Je veux dire, mes frères, que la chair et le sang ne peuvent posséder le royaume de Dieu, et que la corruption ne possédera point cet héritage incorruptible. » (Saint Paul, 1er ép. aux Corinth., ch. xv, v. de 35 à 44 et 50.)

Que peut être ce corps spirituel, qui n’est pas le corps animal, sinon le corps fluidique dont le Spiritisme démontre l’existence, le périsprit dont l’âme est revêtue après la mort ? A la mort du corps, l’Esprit entre dans le trouble ; il perd pour un instant la conscience de lui-même ; puis il recouvre l’usage de ses facultés, il renaît à la vie intelligente, en un mot il ressuscite avec son corps spirituel.

Le dernier paragraphe, relatif au jugement dernier, contredit positivement la doctrine de la résurrection de la chair, puisqu’il dit : « La chair et le sang ne peuvent posséder le royaume de Dieu. » Les morts ne ressusciteront donc pas avec leur chair et leur sang, et n’auront pas besoin de rassembler leurs os dispersés, mais ils auront leur corps céleste, qui n’est pas le corps animal. Si l’auteur du Catéchisme philosophique avait bien médité le sens de ces paroles, il aurait pu se dispenser de faire le savant calcul mathématique auquel il s’est livré, pour prouver que tous les hommes morts depuis Adam, ressuscitant en chair et en os, avec leur propre corps, pourraient parfaitement tenir dans la vallée de Josaphat, sans être trop gênés[1].

Saint Paul a donc posé en principe et en théorie ce qu’enseigne aujourd’hui le Spiritisme sur l’état de l’homme après la mort.

Mais saint Paul n’est pas le seul qui ait pressenti les vérités enseignées par le Spiritisme ; la Bible, les Évangiles, les apôtres et les Pères de l’Église en sont remplis, de sorte que condamner le Spiritisme, c’est désavouer les autorités mêmes sur lesquelles s’appuie la religion.
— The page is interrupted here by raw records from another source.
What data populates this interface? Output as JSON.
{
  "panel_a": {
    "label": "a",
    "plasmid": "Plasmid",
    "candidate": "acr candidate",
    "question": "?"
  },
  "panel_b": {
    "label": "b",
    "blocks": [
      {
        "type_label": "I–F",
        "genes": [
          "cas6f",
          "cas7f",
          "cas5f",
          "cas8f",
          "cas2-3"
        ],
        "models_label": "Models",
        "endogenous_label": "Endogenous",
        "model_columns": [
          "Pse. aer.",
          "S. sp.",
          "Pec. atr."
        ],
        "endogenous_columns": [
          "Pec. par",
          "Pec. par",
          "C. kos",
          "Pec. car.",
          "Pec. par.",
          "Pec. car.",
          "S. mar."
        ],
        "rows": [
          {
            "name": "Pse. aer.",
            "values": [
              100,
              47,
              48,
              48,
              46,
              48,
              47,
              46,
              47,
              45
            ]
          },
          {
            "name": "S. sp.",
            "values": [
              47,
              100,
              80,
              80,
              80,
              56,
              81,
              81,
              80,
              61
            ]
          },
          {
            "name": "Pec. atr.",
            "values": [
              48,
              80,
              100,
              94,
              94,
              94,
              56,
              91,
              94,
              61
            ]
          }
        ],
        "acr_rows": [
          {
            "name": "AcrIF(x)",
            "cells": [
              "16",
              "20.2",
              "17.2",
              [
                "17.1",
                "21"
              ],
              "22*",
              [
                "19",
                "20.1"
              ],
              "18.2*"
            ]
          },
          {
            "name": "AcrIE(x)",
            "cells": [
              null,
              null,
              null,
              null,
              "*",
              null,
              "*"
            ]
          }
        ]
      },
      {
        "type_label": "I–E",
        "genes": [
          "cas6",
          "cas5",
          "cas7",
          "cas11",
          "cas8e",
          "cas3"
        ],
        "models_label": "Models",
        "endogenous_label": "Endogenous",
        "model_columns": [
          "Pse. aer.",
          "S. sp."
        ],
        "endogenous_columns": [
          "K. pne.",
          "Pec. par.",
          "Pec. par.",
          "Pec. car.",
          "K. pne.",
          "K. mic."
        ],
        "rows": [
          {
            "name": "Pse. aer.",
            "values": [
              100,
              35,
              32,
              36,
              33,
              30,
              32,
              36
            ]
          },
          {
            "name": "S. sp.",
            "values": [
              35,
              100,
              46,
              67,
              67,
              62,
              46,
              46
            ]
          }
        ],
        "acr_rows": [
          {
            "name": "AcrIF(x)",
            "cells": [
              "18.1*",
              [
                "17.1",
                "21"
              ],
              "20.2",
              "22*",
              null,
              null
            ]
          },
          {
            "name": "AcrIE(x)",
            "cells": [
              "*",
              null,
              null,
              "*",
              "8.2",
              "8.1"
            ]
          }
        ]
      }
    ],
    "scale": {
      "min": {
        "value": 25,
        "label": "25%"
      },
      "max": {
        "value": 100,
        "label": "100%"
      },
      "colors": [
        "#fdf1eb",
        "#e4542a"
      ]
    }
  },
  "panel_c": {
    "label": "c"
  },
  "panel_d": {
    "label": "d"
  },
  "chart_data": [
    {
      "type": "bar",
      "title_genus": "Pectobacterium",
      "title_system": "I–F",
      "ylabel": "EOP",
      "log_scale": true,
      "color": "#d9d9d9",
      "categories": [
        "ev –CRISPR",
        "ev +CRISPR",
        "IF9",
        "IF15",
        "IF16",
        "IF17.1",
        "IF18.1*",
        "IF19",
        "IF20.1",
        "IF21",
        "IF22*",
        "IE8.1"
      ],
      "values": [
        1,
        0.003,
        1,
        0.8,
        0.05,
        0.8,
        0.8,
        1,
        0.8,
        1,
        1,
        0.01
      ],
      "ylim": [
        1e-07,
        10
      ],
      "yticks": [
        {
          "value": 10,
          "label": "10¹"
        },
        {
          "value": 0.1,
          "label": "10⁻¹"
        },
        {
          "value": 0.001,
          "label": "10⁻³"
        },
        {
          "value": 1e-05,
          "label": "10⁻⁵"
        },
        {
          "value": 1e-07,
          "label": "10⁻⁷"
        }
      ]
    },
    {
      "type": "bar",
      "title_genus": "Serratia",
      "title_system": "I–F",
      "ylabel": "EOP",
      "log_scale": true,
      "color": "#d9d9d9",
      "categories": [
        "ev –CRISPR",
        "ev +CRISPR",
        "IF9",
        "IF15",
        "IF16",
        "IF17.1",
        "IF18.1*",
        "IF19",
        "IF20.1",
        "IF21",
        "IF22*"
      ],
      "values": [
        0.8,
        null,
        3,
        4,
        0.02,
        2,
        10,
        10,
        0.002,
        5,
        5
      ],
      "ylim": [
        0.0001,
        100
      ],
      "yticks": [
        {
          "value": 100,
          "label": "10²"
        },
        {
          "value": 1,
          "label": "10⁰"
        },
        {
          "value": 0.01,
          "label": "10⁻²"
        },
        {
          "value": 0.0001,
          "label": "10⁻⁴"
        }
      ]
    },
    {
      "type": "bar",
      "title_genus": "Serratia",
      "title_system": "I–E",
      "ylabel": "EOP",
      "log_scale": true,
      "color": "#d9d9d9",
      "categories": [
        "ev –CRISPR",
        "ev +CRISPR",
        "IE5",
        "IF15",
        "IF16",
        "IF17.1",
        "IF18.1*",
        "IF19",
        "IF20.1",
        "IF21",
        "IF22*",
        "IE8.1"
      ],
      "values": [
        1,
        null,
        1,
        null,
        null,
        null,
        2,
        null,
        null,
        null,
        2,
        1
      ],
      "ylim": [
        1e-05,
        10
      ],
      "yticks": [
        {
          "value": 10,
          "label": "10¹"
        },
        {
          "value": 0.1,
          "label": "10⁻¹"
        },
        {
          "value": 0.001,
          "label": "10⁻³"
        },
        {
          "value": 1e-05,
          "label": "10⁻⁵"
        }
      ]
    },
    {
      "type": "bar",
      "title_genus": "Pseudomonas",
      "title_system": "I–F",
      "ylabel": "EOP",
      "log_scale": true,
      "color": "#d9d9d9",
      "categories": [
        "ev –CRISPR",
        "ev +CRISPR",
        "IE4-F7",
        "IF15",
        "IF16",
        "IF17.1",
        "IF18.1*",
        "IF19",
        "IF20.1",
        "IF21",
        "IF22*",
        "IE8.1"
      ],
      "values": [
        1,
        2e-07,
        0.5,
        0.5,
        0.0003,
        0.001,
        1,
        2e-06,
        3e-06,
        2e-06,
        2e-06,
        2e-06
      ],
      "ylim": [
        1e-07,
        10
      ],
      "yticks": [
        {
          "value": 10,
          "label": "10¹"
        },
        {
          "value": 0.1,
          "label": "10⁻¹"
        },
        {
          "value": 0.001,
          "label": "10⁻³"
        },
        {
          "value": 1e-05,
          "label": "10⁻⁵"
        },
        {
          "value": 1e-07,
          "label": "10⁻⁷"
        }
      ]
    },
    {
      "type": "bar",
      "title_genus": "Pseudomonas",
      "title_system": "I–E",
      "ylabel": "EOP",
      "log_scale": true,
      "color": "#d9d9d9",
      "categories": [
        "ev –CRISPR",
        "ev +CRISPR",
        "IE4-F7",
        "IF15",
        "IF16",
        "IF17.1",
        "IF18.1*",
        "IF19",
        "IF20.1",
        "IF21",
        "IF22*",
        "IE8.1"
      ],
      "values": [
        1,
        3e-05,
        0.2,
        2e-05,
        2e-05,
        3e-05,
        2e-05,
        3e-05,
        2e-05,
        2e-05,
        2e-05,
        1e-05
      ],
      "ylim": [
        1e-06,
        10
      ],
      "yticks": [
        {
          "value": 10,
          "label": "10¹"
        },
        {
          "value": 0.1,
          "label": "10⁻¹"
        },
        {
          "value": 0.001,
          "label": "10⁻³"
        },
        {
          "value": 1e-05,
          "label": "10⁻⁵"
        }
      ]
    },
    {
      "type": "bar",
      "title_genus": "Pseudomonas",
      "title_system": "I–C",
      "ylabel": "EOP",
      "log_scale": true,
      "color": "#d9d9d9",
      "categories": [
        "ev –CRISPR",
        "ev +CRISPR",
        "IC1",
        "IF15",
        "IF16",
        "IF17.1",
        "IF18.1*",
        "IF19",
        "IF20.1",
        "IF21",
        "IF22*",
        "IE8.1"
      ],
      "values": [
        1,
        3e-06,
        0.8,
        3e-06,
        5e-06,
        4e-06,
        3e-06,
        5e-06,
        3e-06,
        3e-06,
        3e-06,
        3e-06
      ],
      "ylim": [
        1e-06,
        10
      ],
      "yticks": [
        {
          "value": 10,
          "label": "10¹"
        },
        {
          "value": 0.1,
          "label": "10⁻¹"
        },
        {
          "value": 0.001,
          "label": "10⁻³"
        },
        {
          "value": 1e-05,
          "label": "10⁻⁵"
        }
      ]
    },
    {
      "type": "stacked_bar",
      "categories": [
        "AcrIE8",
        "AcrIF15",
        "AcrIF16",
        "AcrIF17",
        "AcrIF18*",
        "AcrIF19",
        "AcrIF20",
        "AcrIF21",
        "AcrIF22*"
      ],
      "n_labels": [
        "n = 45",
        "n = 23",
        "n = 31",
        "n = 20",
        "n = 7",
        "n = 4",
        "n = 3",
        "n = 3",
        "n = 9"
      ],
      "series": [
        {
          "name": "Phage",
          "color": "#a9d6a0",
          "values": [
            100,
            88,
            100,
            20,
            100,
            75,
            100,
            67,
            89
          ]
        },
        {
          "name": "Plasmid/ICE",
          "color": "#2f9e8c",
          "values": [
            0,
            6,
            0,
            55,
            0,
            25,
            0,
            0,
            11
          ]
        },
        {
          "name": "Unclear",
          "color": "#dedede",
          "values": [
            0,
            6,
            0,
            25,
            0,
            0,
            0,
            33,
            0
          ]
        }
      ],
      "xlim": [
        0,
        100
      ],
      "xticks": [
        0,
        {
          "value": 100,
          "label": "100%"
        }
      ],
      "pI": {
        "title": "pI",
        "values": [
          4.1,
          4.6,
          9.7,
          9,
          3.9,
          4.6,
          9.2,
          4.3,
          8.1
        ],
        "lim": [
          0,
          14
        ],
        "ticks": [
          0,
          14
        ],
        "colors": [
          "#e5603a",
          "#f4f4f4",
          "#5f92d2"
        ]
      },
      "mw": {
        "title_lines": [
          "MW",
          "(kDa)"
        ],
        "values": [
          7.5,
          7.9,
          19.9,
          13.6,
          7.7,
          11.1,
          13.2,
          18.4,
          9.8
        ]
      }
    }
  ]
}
Attribuer tous ses enseignements au démon, c’est lancer le même anathème sur la plupart des auteurs sacrés. Le Spiritisme ne vient donc point détruire, mais au contraire rétablir toutes choses, c’est-à-dire restituer à chaque chose son véritable sens.


[1] Catéchisme philosophique, par l’abbé de Feller, t. III, p. 83.